The engine reads public web pages and the OpenAlex and World Bank public APIs, with no authentication, no keys, no secrets. It writes the entire run trace to the output_path you choose, and sends nothing anywhere else.
- Not a general agent framework, and not a hosted product.
- Not a citation-checker: it contests whether the evidence supports a claim, not merely that a quoted string exists.
- Not maintained for outside contributions; a stable snapshot, not a living project.
Is the example a real run? Yes, a live, unedited run; the verifier refused a real claim in cycle 1 and the controller re-researched. The one disclosed change is that run.json was later extended with the per-cycle grounding history the engine now records natively (examples/README.md says so).
How is this different from existing deep-research tools? They cite; this refuses, and it writes down why it trusted each source over the others.
Does the controller let the model decide? No. The model computes signal values (logged with their reasoning); the routing is a fixed priority ladder anyone can read.

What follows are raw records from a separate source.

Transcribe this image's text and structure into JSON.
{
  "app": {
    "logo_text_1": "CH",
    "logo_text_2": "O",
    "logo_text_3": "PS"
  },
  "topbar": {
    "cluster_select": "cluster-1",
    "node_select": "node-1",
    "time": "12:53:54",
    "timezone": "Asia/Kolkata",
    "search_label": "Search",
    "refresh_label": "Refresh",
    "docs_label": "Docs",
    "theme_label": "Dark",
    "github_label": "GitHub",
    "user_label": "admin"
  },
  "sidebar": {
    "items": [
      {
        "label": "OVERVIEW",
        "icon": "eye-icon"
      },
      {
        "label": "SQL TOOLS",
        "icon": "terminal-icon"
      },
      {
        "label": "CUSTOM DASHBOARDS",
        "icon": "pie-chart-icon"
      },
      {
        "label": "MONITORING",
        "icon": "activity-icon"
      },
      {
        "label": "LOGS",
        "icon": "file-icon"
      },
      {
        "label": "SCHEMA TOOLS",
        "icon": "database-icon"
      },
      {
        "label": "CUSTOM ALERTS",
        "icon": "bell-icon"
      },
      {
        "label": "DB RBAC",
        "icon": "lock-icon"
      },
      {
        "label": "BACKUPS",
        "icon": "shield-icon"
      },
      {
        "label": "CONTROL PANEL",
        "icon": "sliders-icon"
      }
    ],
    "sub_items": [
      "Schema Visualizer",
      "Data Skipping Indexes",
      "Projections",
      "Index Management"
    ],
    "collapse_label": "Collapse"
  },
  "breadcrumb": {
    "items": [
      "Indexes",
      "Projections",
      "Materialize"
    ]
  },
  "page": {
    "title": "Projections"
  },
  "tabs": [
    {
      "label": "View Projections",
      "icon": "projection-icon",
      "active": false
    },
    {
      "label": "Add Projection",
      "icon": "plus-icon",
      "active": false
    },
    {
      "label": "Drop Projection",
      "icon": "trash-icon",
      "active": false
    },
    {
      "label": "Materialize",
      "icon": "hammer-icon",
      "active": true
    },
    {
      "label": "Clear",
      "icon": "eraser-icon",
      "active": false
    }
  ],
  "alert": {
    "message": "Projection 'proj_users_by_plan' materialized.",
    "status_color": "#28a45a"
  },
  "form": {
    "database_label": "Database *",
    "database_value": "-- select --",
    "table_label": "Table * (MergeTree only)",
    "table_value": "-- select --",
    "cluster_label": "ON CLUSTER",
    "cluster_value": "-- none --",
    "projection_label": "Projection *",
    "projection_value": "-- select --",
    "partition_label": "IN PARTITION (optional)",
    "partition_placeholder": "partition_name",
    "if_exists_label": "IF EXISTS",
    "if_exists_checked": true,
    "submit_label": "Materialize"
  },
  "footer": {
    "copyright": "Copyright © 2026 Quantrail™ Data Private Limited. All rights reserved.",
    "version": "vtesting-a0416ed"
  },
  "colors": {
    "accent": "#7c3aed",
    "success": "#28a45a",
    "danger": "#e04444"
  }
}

Why so few sources? v1 is deliberately scoped to keyless sources so every run is openly reproducible. Breadth is the substrate, not the headline, and the full catalog is designed-not-shipped.
- docs/architecture.md: the settled design, the controller, the governor, and the v1-vs-designed split.
- docs/conventions.md: naming, trace-tree layout, and the identifier scheme.
- docs/source-catalog.md: the v1 selection knowledge base.
MIT. A stable v1 snapshot, reproducible and inspectable, not actively maintained.